Jurnal1jambi.com,- Muaro Jambi, 03/07/2026 – Mahasiswa Program Studi Bimbingan dan Penyuluhan Islam (BPI) Universitas Islam Negeri (UIN) Sultan Thaha Saifuddin Jambi menggelar penyuluhan anti narkotika di Lembaga Pemasyarakatan (Lapas) Perempuan Kelas IIB Jambi. Kegiatan ini menjadi bagian dari pengabdian kepada masyarakat yang bertujuan meningkatkan kesadaran warga binaan terhadap bahaya penyalahgunaan narkotika sekaligus mendukung proses pembinaan agar mampu kembali ke masyarakat dengan kehidupan yang lebih baik.
Dalam penyuluhan tersebut, mahasiswa menyampaikan materi mengenai dampak penyalahgunaan narkotika dari sisi kesehatan, sosial, ekonomi, hingga konsekuensi hukum.
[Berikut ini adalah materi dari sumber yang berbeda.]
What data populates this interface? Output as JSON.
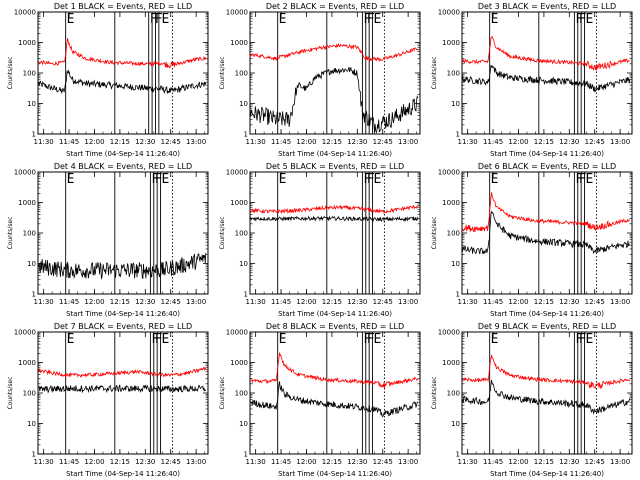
{
  "chart_data": [
    {
      "type": "line",
      "title": "Det 1 BLACK = Events, RED = LLD",
      "ylabel": "Counts/sec",
      "xlabel": "Start Time (04-Sep-14 11:26:40)",
      "x_ticks": [
        "11:30",
        "11:45",
        "12:00",
        "12:15",
        "12:30",
        "12:45",
        "13:00"
      ],
      "y_ticks": [
        "1",
        "10",
        "100",
        "1000",
        "10000"
      ],
      "ylim": [
        1,
        10000
      ],
      "yscale": "log",
      "markers": [
        "E",
        "F",
        "F",
        "E"
      ],
      "marker_x": [
        "11:43",
        "12:32",
        "12:35",
        "12:39"
      ],
      "solid_vlines": [
        "11:43",
        "12:12",
        "12:32",
        "12:34",
        "12:36",
        "12:38"
      ],
      "dotted_vlines": [
        "12:46"
      ],
      "series": [
        {
          "color": "#000000",
          "x": [
            "11:27",
            "11:35",
            "11:42",
            "11:43",
            "11:44",
            "11:47",
            "11:55",
            "12:10",
            "12:30",
            "12:40",
            "12:45",
            "13:00",
            "13:06"
          ],
          "values": [
            45,
            32,
            25,
            40,
            130,
            60,
            45,
            40,
            32,
            30,
            25,
            40,
            45
          ]
        },
        {
          "color": "#ff0000",
          "x": [
            "11:27",
            "11:35",
            "11:42",
            "11:43",
            "11:44",
            "11:47",
            "11:55",
            "12:10",
            "12:30",
            "12:40",
            "12:45",
            "13:00",
            "13:06"
          ],
          "values": [
            230,
            200,
            220,
            350,
            1300,
            500,
            300,
            220,
            200,
            210,
            180,
            280,
            300
          ]
        }
      ]
    },
    {
      "type": "line",
      "title": "Det 2 BLACK = Events, RED = LLD",
      "ylabel": "Counts/sec",
      "xlabel": "Start Time (04-Sep-14 11:26:40)",
      "x_ticks": [
        "11:30",
        "11:45",
        "12:00",
        "12:15",
        "12:30",
        "12:45",
        "13:00"
      ],
      "y_ticks": [
        "1",
        "10",
        "100",
        "1000",
        "10000"
      ],
      "ylim": [
        1,
        10000
      ],
      "yscale": "log",
      "markers": [
        "E",
        "F",
        "F",
        "E"
      ],
      "marker_x": [
        "11:43",
        "12:33",
        "12:35",
        "12:39"
      ],
      "solid_vlines": [
        "11:43",
        "12:12",
        "12:33",
        "12:35",
        "12:37",
        "12:39"
      ],
      "dotted_vlines": [
        "12:46"
      ],
      "series": [
        {
          "color": "#000000",
          "x": [
            "11:27",
            "11:35",
            "11:42",
            "11:50",
            "11:55",
            "12:00",
            "12:05",
            "12:15",
            "12:25",
            "12:30",
            "12:33",
            "12:40",
            "12:50",
            "13:06"
          ],
          "values": [
            5,
            4,
            3,
            3,
            40,
            30,
            70,
            120,
            130,
            100,
            5,
            2,
            3,
            10
          ]
        },
        {
          "color": "#ff0000",
          "x": [
            "11:27",
            "11:35",
            "11:42",
            "11:50",
            "12:00",
            "12:10",
            "12:20",
            "12:30",
            "12:35",
            "12:45",
            "12:55",
            "13:06"
          ],
          "values": [
            400,
            350,
            300,
            400,
            550,
            700,
            800,
            700,
            300,
            280,
            400,
            650
          ]
        }
      ]
    },
    {
      "type": "line",
      "title": "Det 3 BLACK = Events, RED = LLD",
      "ylabel": "Counts/sec",
      "xlabel": "Start Time (04-Sep-14 11:26:40)",
      "x_ticks": [
        "11:30",
        "11:45",
        "12:00",
        "12:15",
        "12:30",
        "12:45",
        "13:00"
      ],
      "y_ticks": [
        "1",
        "10",
        "100",
        "1000",
        "10000"
      ],
      "ylim": [
        1,
        10000
      ],
      "yscale": "log",
      "markers": [
        "E",
        "F",
        "F",
        "E"
      ],
      "marker_x": [
        "11:43",
        "12:33",
        "12:35",
        "12:39"
      ],
      "solid_vlines": [
        "11:43",
        "12:12",
        "12:33",
        "12:35",
        "12:37",
        "12:39"
      ],
      "dotted_vlines": [
        "12:46"
      ],
      "series": [
        {
          "color": "#000000",
          "x": [
            "11:27",
            "11:35",
            "11:42",
            "11:43",
            "11:44",
            "11:47",
            "11:55",
            "12:10",
            "12:30",
            "12:40",
            "12:45",
            "13:00",
            "13:06"
          ],
          "values": [
            65,
            55,
            50,
            80,
            200,
            100,
            70,
            60,
            50,
            45,
            30,
            50,
            60
          ]
        },
        {
          "color": "#ff0000",
          "x": [
            "11:27",
            "11:35",
            "11:42",
            "11:43",
            "11:44",
            "11:47",
            "11:55",
            "12:10",
            "12:30",
            "12:40",
            "12:45",
            "13:00",
            "13:06"
          ],
          "values": [
            250,
            230,
            240,
            600,
            1600,
            700,
            350,
            260,
            220,
            200,
            150,
            230,
            260
          ]
        }
      ]
    },
    {
      "type": "line",
      "title": "Det 4 BLACK = Events, RED = LLD",
      "ylabel": "Counts/sec",
      "xlabel": "Start Time (04-Sep-14 11:26:40)",
      "x_ticks": [
        "11:30",
        "11:45",
        "12:00",
        "12:15",
        "12:30",
        "12:45",
        "13:00"
      ],
      "y_ticks": [
        "1",
        "10",
        "100",
        "1000",
        "10000"
      ],
      "ylim": [
        1,
        10000
      ],
      "yscale": "log",
      "markers": [
        "E",
        "F",
        "F",
        "E"
      ],
      "marker_x": [
        "11:43",
        "12:33",
        "12:35",
        "12:39"
      ],
      "solid_vlines": [
        "11:43",
        "12:12",
        "12:33",
        "12:35",
        "12:37",
        "12:39"
      ],
      "dotted_vlines": [
        "12:46"
      ],
      "series": [
        {
          "color": "#000000",
          "x": [
            "11:27",
            "11:35",
            "11:45",
            "12:00",
            "12:15",
            "12:30",
            "12:40",
            "12:50",
            "13:00",
            "13:06"
          ],
          "values": [
            8,
            7,
            6,
            6,
            6,
            6,
            6,
            8,
            12,
            15
          ]
        }
      ]
    },
    {
      "type": "line",
      "title": "Det 5 BLACK = Events, RED = LLD",
      "ylabel": "Counts/sec",
      "xlabel": "Start Time (04-Sep-14 11:26:40)",
      "x_ticks": [
        "11:30",
        "11:45",
        "12:00",
        "12:15",
        "12:30",
        "12:45",
        "13:00"
      ],
      "y_ticks": [
        "1",
        "10",
        "100",
        "1000",
        "10000"
      ],
      "ylim": [
        1,
        10000
      ],
      "yscale": "log",
      "markers": [
        "E",
        "F",
        "F",
        "E"
      ],
      "marker_x": [
        "11:43",
        "12:33",
        "12:35",
        "12:39"
      ],
      "solid_vlines": [
        "11:43",
        "12:12",
        "12:33",
        "12:35",
        "12:37",
        "12:39"
      ],
      "dotted_vlines": [
        "12:46"
      ],
      "series": [
        {
          "color": "#000000",
          "x": [
            "11:27",
            "11:45",
            "12:00",
            "12:15",
            "12:30",
            "12:45",
            "13:06"
          ],
          "values": [
            300,
            290,
            300,
            300,
            290,
            280,
            300
          ]
        },
        {
          "color": "#ff0000",
          "x": [
            "11:27",
            "11:40",
            "11:55",
            "12:10",
            "12:20",
            "12:35",
            "12:45",
            "12:55",
            "13:06"
          ],
          "values": [
            550,
            500,
            550,
            650,
            700,
            600,
            500,
            600,
            750
          ]
        }
      ]
    },
    {
      "type": "line",
      "title": "Det 6 BLACK = Events, RED = LLD",
      "ylabel": "Counts/sec",
      "xlabel": "Start Time (04-Sep-14 11:26:40)",
      "x_ticks": [
        "11:30",
        "11:45",
        "12:00",
        "12:15",
        "12:30",
        "12:45",
        "13:00"
      ],
      "y_ticks": [
        "1",
        "10",
        "100",
        "1000",
        "10000"
      ],
      "ylim": [
        1,
        10000
      ],
      "yscale": "log",
      "markers": [
        "E",
        "F",
        "F",
        "E"
      ],
      "marker_x": [
        "11:43",
        "12:33",
        "12:35",
        "12:39"
      ],
      "solid_vlines": [
        "11:43",
        "12:12",
        "12:33",
        "12:35",
        "12:37",
        "12:39"
      ],
      "dotted_vlines": [
        "12:46"
      ],
      "series": [
        {
          "color": "#000000",
          "x": [
            "11:27",
            "11:35",
            "11:42",
            "11:43",
            "11:44",
            "11:47",
            "11:55",
            "12:10",
            "12:30",
            "12:40",
            "12:45",
            "13:00",
            "13:06"
          ],
          "values": [
            30,
            25,
            25,
            100,
            600,
            200,
            80,
            55,
            45,
            40,
            25,
            40,
            45
          ]
        },
        {
          "color": "#ff0000",
          "x": [
            "11:27",
            "11:35",
            "11:42",
            "11:43",
            "11:44",
            "11:47",
            "11:55",
            "12:10",
            "12:30",
            "12:40",
            "12:45",
            "13:00",
            "13:06"
          ],
          "values": [
            150,
            140,
            150,
            500,
            2000,
            700,
            350,
            250,
            220,
            200,
            150,
            230,
            280
          ]
        }
      ]
    },
    {
      "type": "line",
      "title": "Det 7 BLACK = Events, RED = LLD",
      "ylabel": "Counts/sec",
      "xlabel": "Start Time (04-Sep-14 11:26:40)",
      "x_ticks": [
        "11:30",
        "11:45",
        "12:00",
        "12:15",
        "12:30",
        "12:45",
        "13:00"
      ],
      "y_ticks": [
        "1",
        "10",
        "100",
        "1000",
        "10000"
      ],
      "ylim": [
        1,
        10000
      ],
      "yscale": "log",
      "markers": [
        "E",
        "F",
        "F",
        "E"
      ],
      "marker_x": [
        "11:43",
        "12:33",
        "12:35",
        "12:39"
      ],
      "solid_vlines": [
        "11:43",
        "12:12",
        "12:33",
        "12:35",
        "12:37",
        "12:39"
      ],
      "dotted_vlines": [
        "12:46"
      ],
      "series": [
        {
          "color": "#000000",
          "x": [
            "11:27",
            "11:45",
            "12:00",
            "12:15",
            "12:30",
            "12:45",
            "13:06"
          ],
          "values": [
            130,
            140,
            140,
            140,
            140,
            135,
            140
          ]
        },
        {
          "color": "#ff0000",
          "x": [
            "11:27",
            "11:35",
            "11:45",
            "12:00",
            "12:15",
            "12:25",
            "12:35",
            "12:45",
            "12:55",
            "13:06"
          ],
          "values": [
            550,
            450,
            380,
            400,
            450,
            500,
            420,
            380,
            450,
            650
          ]
        }
      ]
    },
    {
      "type": "line",
      "title": "Det 8 BLACK = Events, RED = LLD",
      "ylabel": "Counts/sec",
      "xlabel": "Start Time (04-Sep-14 11:26:40)",
      "x_ticks": [
        "11:30",
        "11:45",
        "12:00",
        "12:15",
        "12:30",
        "12:45",
        "13:00"
      ],
      "y_ticks": [
        "1",
        "10",
        "100",
        "1000",
        "10000"
      ],
      "ylim": [
        1,
        10000
      ],
      "yscale": "log",
      "markers": [
        "E",
        "F",
        "F",
        "E"
      ],
      "marker_x": [
        "11:43",
        "12:33",
        "12:35",
        "12:39"
      ],
      "solid_vlines": [
        "11:43",
        "12:12",
        "12:33",
        "12:35",
        "12:37",
        "12:39"
      ],
      "dotted_vlines": [
        "12:46"
      ],
      "series": [
        {
          "color": "#000000",
          "x": [
            "11:27",
            "11:35",
            "11:42",
            "11:43",
            "11:44",
            "11:47",
            "11:55",
            "12:10",
            "12:30",
            "12:40",
            "12:45",
            "13:00",
            "13:06"
          ],
          "values": [
            50,
            40,
            35,
            60,
            200,
            90,
            60,
            45,
            35,
            30,
            20,
            35,
            45
          ]
        },
        {
          "color": "#ff0000",
          "x": [
            "11:27",
            "11:35",
            "11:42",
            "11:43",
            "11:44",
            "11:47",
            "11:55",
            "12:10",
            "12:30",
            "12:40",
            "12:45",
            "13:00",
            "13:06"
          ],
          "values": [
            260,
            240,
            250,
            600,
            2200,
            800,
            400,
            280,
            240,
            220,
            180,
            260,
            300
          ]
        }
      ]
    },
    {
      "type": "line",
      "title": "Det 9 BLACK = Events, RED = LLD",
      "ylabel": "Counts/sec",
      "xlabel": "Start Time (04-Sep-14 11:26:40)",
      "x_ticks": [
        "11:30",
        "11:45",
        "12:00",
        "12:15",
        "12:30",
        "12:45",
        "13:00"
      ],
      "y_ticks": [
        "1",
        "10",
        "100",
        "1000",
        "10000"
      ],
      "ylim": [
        1,
        10000
      ],
      "yscale": "log",
      "markers": [
        "E",
        "F",
        "F",
        "E"
      ],
      "marker_x": [
        "11:43",
        "12:33",
        "12:35",
        "12:39"
      ],
      "solid_vlines": [
        "11:43",
        "12:12",
        "12:33",
        "12:35",
        "12:37",
        "12:39"
      ],
      "dotted_vlines": [
        "12:46"
      ],
      "series": [
        {
          "color": "#000000",
          "x": [
            "11:27",
            "11:35",
            "11:42",
            "11:43",
            "11:44",
            "11:47",
            "11:55",
            "12:10",
            "12:30",
            "12:40",
            "12:45",
            "13:00",
            "13:06"
          ],
          "values": [
            60,
            55,
            50,
            90,
            250,
            110,
            70,
            55,
            45,
            40,
            25,
            45,
            55
          ]
        },
        {
          "color": "#ff0000",
          "x": [
            "11:27",
            "11:35",
            "11:42",
            "11:43",
            "11:44",
            "11:47",
            "11:55",
            "12:10",
            "12:30",
            "12:40",
            "12:45",
            "13:00",
            "13:06"
          ],
          "values": [
            280,
            260,
            270,
            600,
            1800,
            700,
            380,
            280,
            240,
            220,
            170,
            250,
            290
          ]
        }
      ]
    }
  ]
}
Edukasi juga diarahkan untuk membangun komitmen warga binaan agar menjalani kehidupan yang sehat, produktif, dan bebas dari penyalahgunaan narkoba setelah menyelesaikan masa pidana.
Kegiatan berlangsung secara interaktif melalui pemaparan materi, diskusi, dan sesi tanya jawab. Pendekatan yang persuasif dan humanis memberikan ruang bagi warga binaan untuk berbagi pengalaman sekaligus memperoleh motivasi dalam proses pemulihan diri agar tidak kembali terjerumus dalam penyalahgunaan narkotika.
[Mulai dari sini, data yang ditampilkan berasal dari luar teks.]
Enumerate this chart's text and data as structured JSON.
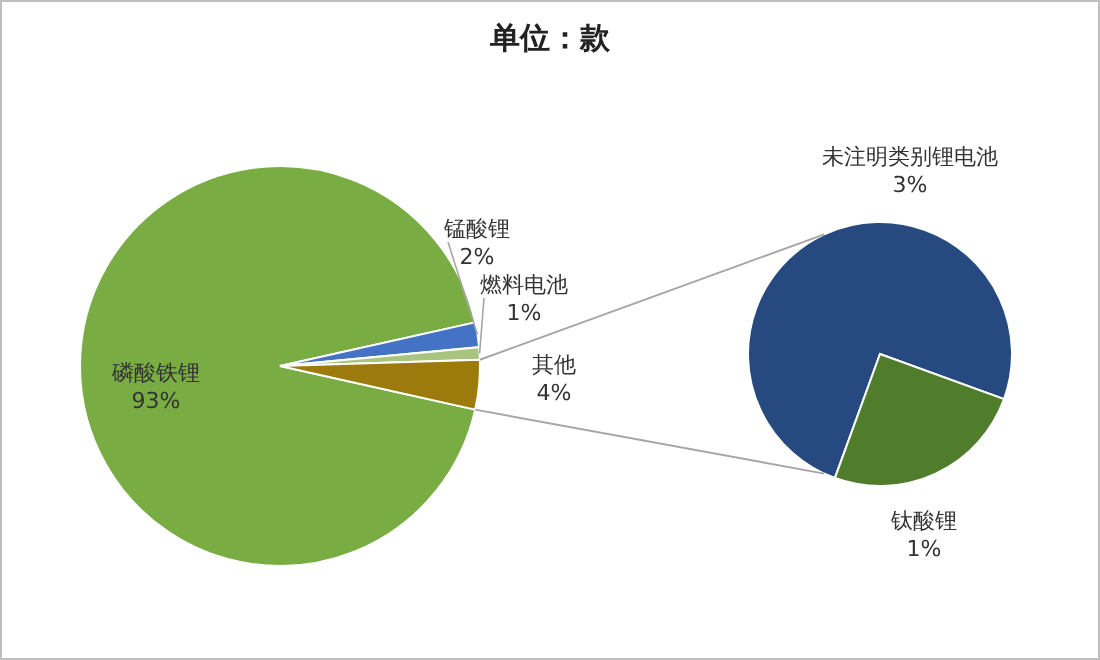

Antusiasme peserta mencerminkan bahwa pembinaan tidak hanya membutuhkan pengawasan, tetapi juga edukasi yang mampu menyentuh kesadaran dan membangun harapan. Kehadiran mahasiswa sebagai agen perubahan diharapkan dapat memperkuat upaya rehabilitatif melalui pendekatan yang lebih dekat, komunikatif, dan membangun kepercayaan.
Perwakilan mahasiswa Prodi Bimbingan dan Penyuluhan Islam menyampaikan bahwa kegiatan ini merupakan bentuk kepedulian mahasiswa terhadap pencegahan penyalahgunaan narkotika sekaligus dukungan terhadap program pembinaan di Lapas Perempuan Kelas IIB Jambi. Melalui edukasi yang berkelanjutan, warga binaan diharapkan memiliki bekal pengetahuan, kesiapan mental, dan kepercayaan diri untuk membangun masa depan yang lebih baik.
Pencegahan penyalahgunaan narkotika tidak cukup hanya mengandalkan penegakan hukum, tetapi juga membutuhkan sentuhan edukasi dan pendampingan yang berkelanjutan. Ketika ilmu pengetahuan bertemu dengan kepedulian, harapan untuk menciptakan generasi yang lebih sehat, produktif, dan bebas narkoba akan semakin nyata.